Jentri on Facebook

Monday, October 15, 2012

Q&A: My directorial vision for Lost In Sunshine

Currently, we're applying to a grant in Venice that would serve as a workshop if we're part of the top 15, then serve as an initial source of mentored pre-production, should we advance to the top three. As an exercise for my video pitch, our LIS producer, Lorie Marsh, emailed these questions to me. I encourage this type of work, whether you're applying for a grant or not, but especially if you're a first-time-y, like me. ;) There's something about putting words on paper that helps solidify thoughts and brings forth more clarity. I copied the q&a-athon below so you can ask yourself these important questions, too, if you'd like. ;) J

What have you learned so far from your current directing experiences?  What do you want to bring to directing LIS?

What I’ve learned about directing so far is that you have to hire people that know more than you, especially if you’re a first-time-y.  Then you have to trust in those people you’ve chosen to help you bring your vision to life. It’s the most team-oriented sport I’ve ever played, and I believe wholeheartedly in my team.

Instead of encapsulating the story of LIS (which you'll be doing in your Look Book/Mood Boards), and which I'll be doing in the synopsis, etc. - use this video snippet to chat with "me" about your directing background and aspirations.

In the past, I’ve directed shorts, co-directed several documentaries and one feature, each of which I’ve learned a great deal – about story and execution, equally. You can have a communicative vision, but sometimes that vision doesn’t translate the way you hoped it would. A director has to be comfortable with the art of adapting, improvising, and finding new creative ways to fix things. Sometimes you might have to scrap your favorite scene or bit of dialog for the betterment of the entire movie. So instead of dwelling, if it’s not worth fighting for, I quickly get over it.

How do you want to grow on LIS? What challenges does it present to you? What are you inspired to capture/present to an audience...?

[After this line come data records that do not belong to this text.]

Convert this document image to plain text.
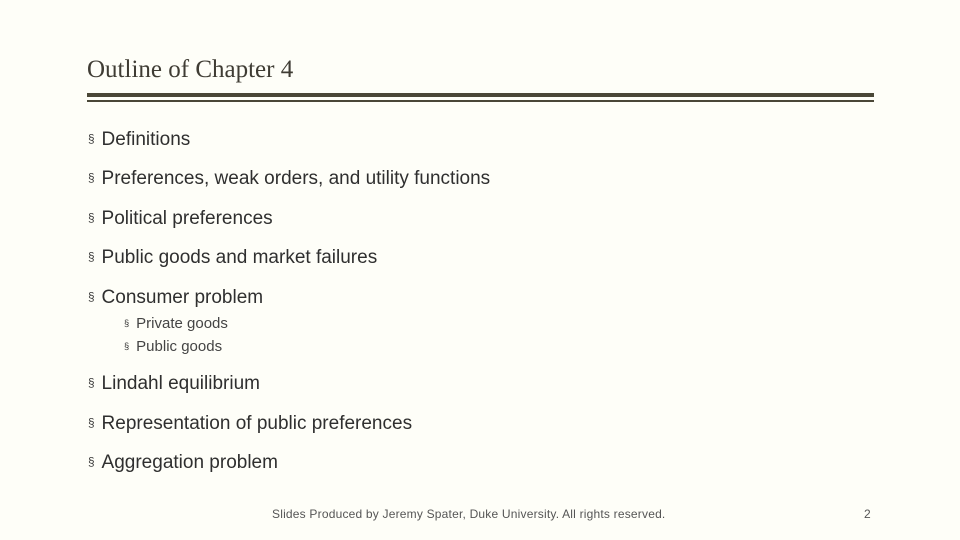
Outline of Chapter 4
§ Definitions
§ Preferences, weak orders, and utility functions
§ Political preferences
§ Public goods and market failures
§ Consumer problem
§ Private goods
§ Public goods
§ Lindahl equilibrium
§ Representation of public preferences
§ Aggregation problem
Slides Produced by Jeremy Spater, Duke University. All rights reserved.	2
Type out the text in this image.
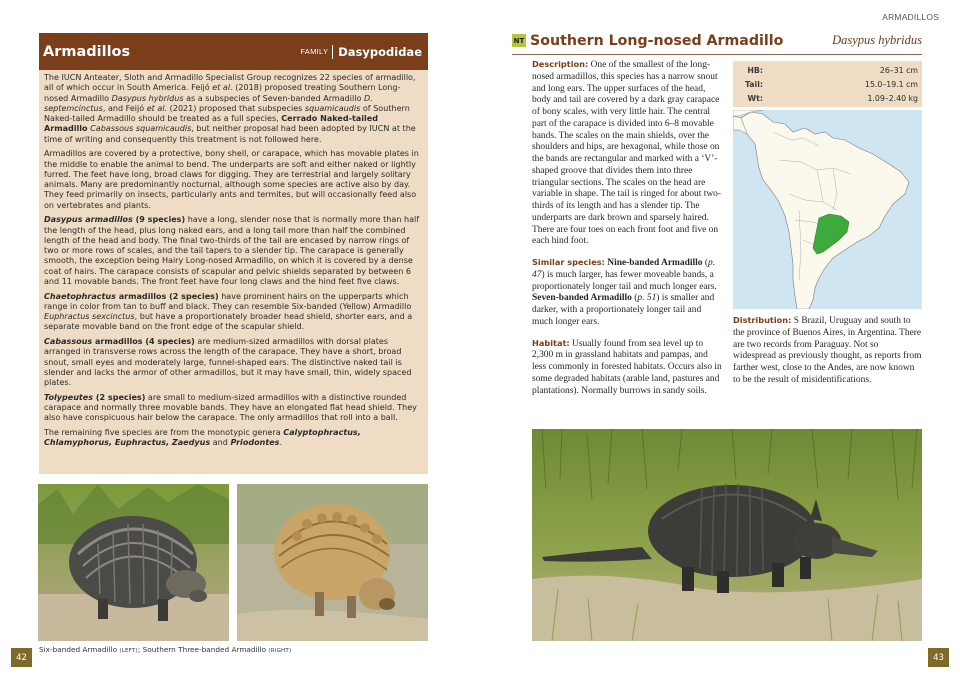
Armadillos	FAMILY Dasypodidae

The IUCN Anteater, Sloth and Armadillo Specialist Group recognizes 22 species of armadillo, all of which occur in South America. Feijó et al. (2018) proposed treating Southern Long-nosed Armadillo Dasypus hybridus as a subspecies of Seven-banded Armadillo D. septemcinctus, and Feijó et al. (2021) proposed that subspecies squamicaudis of Southern Naked-tailed Armadillo should be treated as a full species, Cerrado Naked-tailed Armadillo Cabassous squamicaudis, but neither proposal had been adopted by IUCN at the time of writing and consequently this treatment is not followed here.

Armadillos are covered by a protective, bony shell, or carapace, which has movable plates in the middle to enable the animal to bend. The underparts are soft and either naked or lightly furred. The feet have long, broad claws for digging. They are terrestrial and largely solitary animals. Many are predominantly nocturnal, although some species are active also by day. They feed primarily on insects, particularly ants and termites, but will occasionally feed also on vertebrates and plants.

Dasypus armadillos (9 species) have a long, slender nose that is normally more than half the length of the head, plus long naked ears, and a long tail more than half the combined length of the head and body. The final two-thirds of the tail are encased by narrow rings of two or more rows of scales, and the tail tapers to a slender tip. The carapace is generally smooth, the exception being Hairy Long-nosed Armadillo, on which it is covered by a dense coat of hairs. The carapace consists of scapular and pelvic shields separated by between 6 and 11 movable bands. The front feet have four long claws and the hind feet five claws.

Chaetophractus armadillos (2 species) have prominent hairs on the upperparts which range in color from tan to buff and black. They can resemble Six-banded (Yellow) Armadillo Euphractus sexcinctus, but have a proportionately broader head shield, shorter ears, and a separate movable band on the front edge of the scapular shield.

Cabassous armadillos (4 species) are medium-sized armadillos with dorsal plates arranged in transverse rows across the length of the carapace. They have a short, broad snout, small eyes and moderately large, funnel-shaped ears. The distinctive naked tail is slender and lacks the armor of other armadillos, but it may have small, thin, widely spaced plates.

Tolypeutes (2 species) are small to medium-sized armadillos with a distinctive rounded carapace and normally three movable bands. They have an elongated flat head shield. They also have conspicuous hair below the carapace. The only armadillos that roll into a ball.

The remaining five species are from the monotypic genera Calyptophractus, Chlamyphorus, Euphractus, Zaedyus and Priodontes.

Six-banded Armadillo (LEFT); Southern Three-banded Armadillo (RIGHT)
42
ARMADILLOS
NT Southern Long-nosed Armadillo	Dasypus hybridus

Description: One of the smallest of the long-nosed armadillos, this species has a narrow snout and long ears. The upper surfaces of the head, body and tail are covered by a dark gray carapace of bony scales, with very little hair. The central part of the carapace is divided into 6–8 movable bands. The scales on the main shields, over the shoulders and hips, are hexagonal, while those on the bands are rectangular and marked with a ‘V’-shaped groove that divides them into three triangular sections. The scales on the head are variable in shape. The tail is ringed for about two-thirds of its length and has a slender tip. The underparts are dark brown and sparsely haired. There are four toes on each front foot and five on each hind foot.

Similar species: Nine-banded Armadillo (p. 47) is much larger, has fewer moveable bands, a proportionately longer tail and much longer ears. Seven-banded Armadillo (p. 51) is smaller and darker, with a proportionately longer tail and much longer ears.

Habitat: Usually found from sea level up to 2,300 m in grassland habitats and pampas, and less commonly in forested habitats. Occurs also in some degraded habitats (arable land, pastures and plantations). Normally burrows in sandy soils.

HB:	26–31 cm
Tail:	15.0–19.1 cm
Wt:	1.09–2.40 kg
Distribution: S Brazil, Uruguay and south to the province of Buenos Aires, in Argentina. There are two records from Paraguay. Not so widespread as previously thought, as reports from farther west, close to the Andes, are now known to be the result of misidentifications.
43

To me, LIS will be my master class. It’ll teach me better than what any class could, how to collaborate with other professionals on a broader scale, and make movie magic happen. It’ll also enable me to over-come fears, set positive examples for women in film, gain more confidence in my creative ability, and to be a more effective artist.

I’m inspired to capture a stagnated world and bring it to life for an audience. I want to demonstrate that you can live in a highly imperfect world, and still learn to reach deeply into the pockets of the universe and pull out something beautiful.

Why do you know that YOU must direct this, and not someone else?

I’m not one of ego, who thinks I’m the only one who could make this movie beautiful. But I do feel a loyal obligation to telling this story honestly, unapologeticly, and intimately.  You can’t worry about hurting people’s feelings when you’re telling this story, because LIS touches on a lot of taboos. You have to have lived some of these experiences to be able to recreate them, and I have. While it’s not autobiographical, it’s certainly personal.

Lost In Sunshine is a coming of age story about a girl who feels trapped inside of an unfulfilling marriage, job, and existence. When she meets newcomer, Bob, who’s a recovering gambler and self-help author, she sees a way out. So they leave Sunshine, thinking that they’ll find the answers to living a better life inside of one another. But what they learn is that they have to find themselves first.